Even as I write this, I can’t quite decide how I feel about the book’s female protagonist Blaise. When not quite seventeen and faced with that rock and a hard place decision whether to report she witnessed a rape by her school and town's Golden Boy or remain silent, she choses wrongly. And while Denise who was raped eventually forgives her for her choice to leave her bloody, beaten and broken on the cold ground after being viciously raped and then compounding that by failing to cohoberate her story, I don’t know that I could do the same. Just like she never made any effort to befriend Denise, the new girl in school, whose only crime was to be beautiful which made the boys all want to flirt with her and the other girls hate her and spread vicious rumors about her. Blaise may not have joined in the spreading of the evil gossip about Denise but did she ever once stand up for Denise? No. Blaise was a coward as a teenager and she remained a coward until Ryder’s run for office finally jolted her into doing what she should have done over a decade earlier. Too bad it took Blaise until she was thirty-one years old to find her backbone. I had to agree with Blaise when she continued to reject any praise for finally doing the right thing at thirty-one that she should have done at seventeen or certainly much sooner than she did. Maybe I’m being too hard on someone who had been a teenager. But I know without a doubt what I would have done in that situation at that age, and I know what I would have expected my kids to do also.

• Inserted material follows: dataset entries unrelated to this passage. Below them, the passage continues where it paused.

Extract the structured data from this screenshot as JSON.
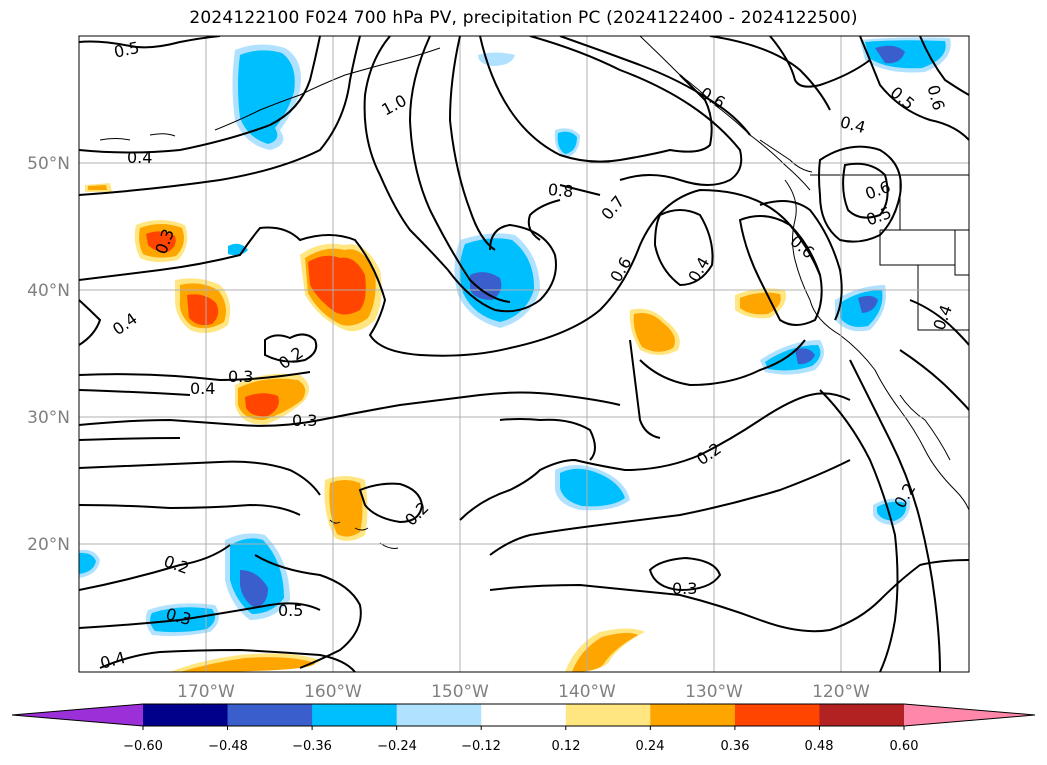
{
  "title": "2024122100 F024 700 hPa PV, precipitation PC (2024122400 - 2024122500)",
  "lon_labels": [
    "170°W",
    "160°W",
    "150°W",
    "140°W",
    "130°W",
    "120°W"
  ],
  "lat_labels": [
    "50°N",
    "40°N",
    "30°N",
    "20°N"
  ],
  "contour_labels": [
    "0.5",
    "1.0",
    "0.6",
    "0.6",
    "0.5",
    "0.4",
    "0.4",
    "0.8",
    "0.7",
    "0.6",
    "0.5",
    "0.6",
    "0.4",
    "0.6",
    "0.4",
    "0.3",
    "0.4",
    "0.2",
    "0.3",
    "0.4",
    "0.3",
    "0.2",
    "0.2",
    "0.2",
    "0.3",
    "0.3",
    "0.2",
    "0.4",
    "0.5"
  ],
  "colorbar": {
    "ticks": [
      "−0.60",
      "−0.48",
      "−0.36",
      "−0.24",
      "−0.12",
      "0.12",
      "0.24",
      "0.36",
      "0.48",
      "0.60"
    ],
    "colors": [
      "#9b30d9",
      "#00008b",
      "#3a5fcd",
      "#00bfff",
      "#b0e2ff",
      "#ffffff",
      "#ffe680",
      "#ffa500",
      "#ff4500",
      "#b22222",
      "#ff88aa"
    ]
  }
}
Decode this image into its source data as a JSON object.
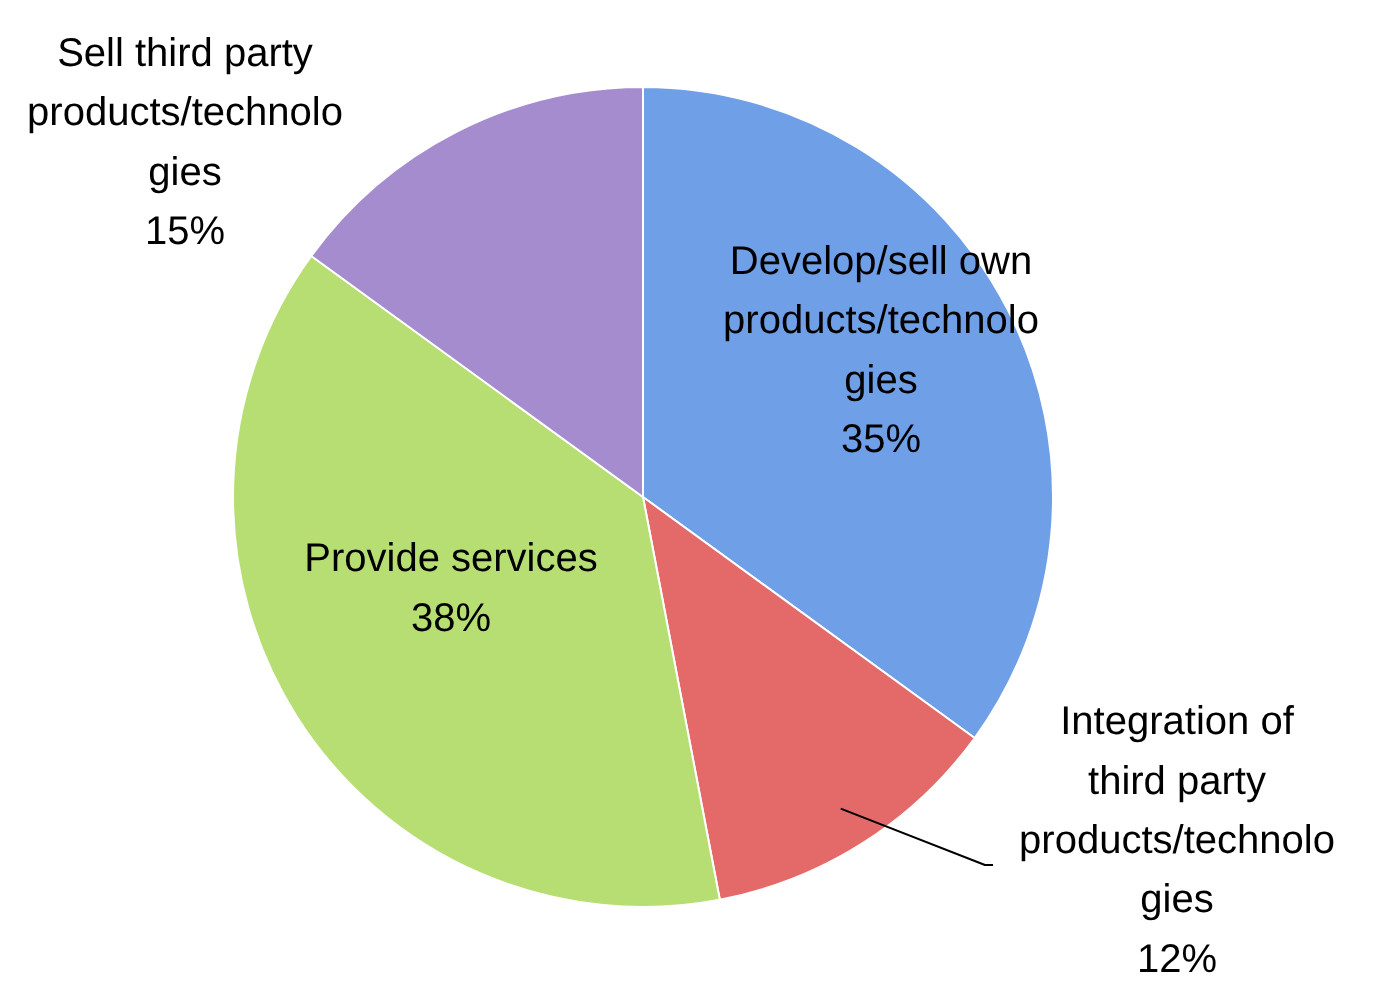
{
  "chart_data": {
    "type": "pie",
    "categories": [
      "Develop/sell own\nproducts/technolo\ngies",
      "Integration of\nthird party\nproducts/technolo\ngies",
      "Provide services",
      "Sell third party\nproducts/technolo\ngies"
    ],
    "values": [
      35,
      12,
      38,
      15
    ],
    "colors": [
      "#6f9fe6",
      "#e46a6a",
      "#b7de72",
      "#a48ccf"
    ],
    "value_labels": [
      "35%",
      "12%",
      "38%",
      "15%"
    ]
  }
}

Even Ryder Elliott wasn’t really a bad person. I liked how Force frequently allowed us to see Ryders P.O.V. and didn't make him a monster. Yes, he was a rapist. But he wasn’t a serial rapist. He was a drunk, depressed teenager whose anger and frustration over his girlfriend Luisa’s terminal illness motivated him to do an unthinkable thing. Something he could never take back. What he did after, denying his guilt, allowing his friends to sully Denise's reputation to protect him, only compounded his crime. No matter what he did for the next fourteen years, it did not atone for his actions. Of course, even though he felt bad for what he’d done to Denise, it didn’t stop him from enjoying the rest of his life as Blaise’s guilt did hers. He prospered in both his personal and professional lives while avoiding the punishment that was his due. Ryder had built his beautiful life on a foundation of lies that eventually came tumbling down. Was his younger brother Cam really any better? He was upset at Ryder for what he’d done but what did he do when push came to shove? When Ryder told him the truth did Cam urge him to admit his guilt? No, he did the opposite. He went so far as to sign a false affidavit along with several of their friends stating they had all had sex with Denise. Teenagers or not, whether they believed Ryder was guilty or not, they had to know what they were doing was not only illegal but morally wrong. They too paid for their mistake. Honestly, IMHO the only one in this story who didn’t get what they deserved was Blaise’s former BFF Sienna who to the very end, now into her thirties felt absolutely no remorse for helping to hide what Ryder had done. Dragging Blaise away when she wanted to help Denise.Even going so far as to threaten her BFF to remain quiet. Somehow in her twisted mind she was still convinced she’d done the right thing. IMHO Sienna, the only person who never showed any remorse for the secret she had kept, any sympathy or empathy for Ryder’s victim, deserved far worse than the slap on the hand she eventually received.
As is the usual case I found Something in the Wind to be an absolute page turner of a story I could hardly put down from cover to cover.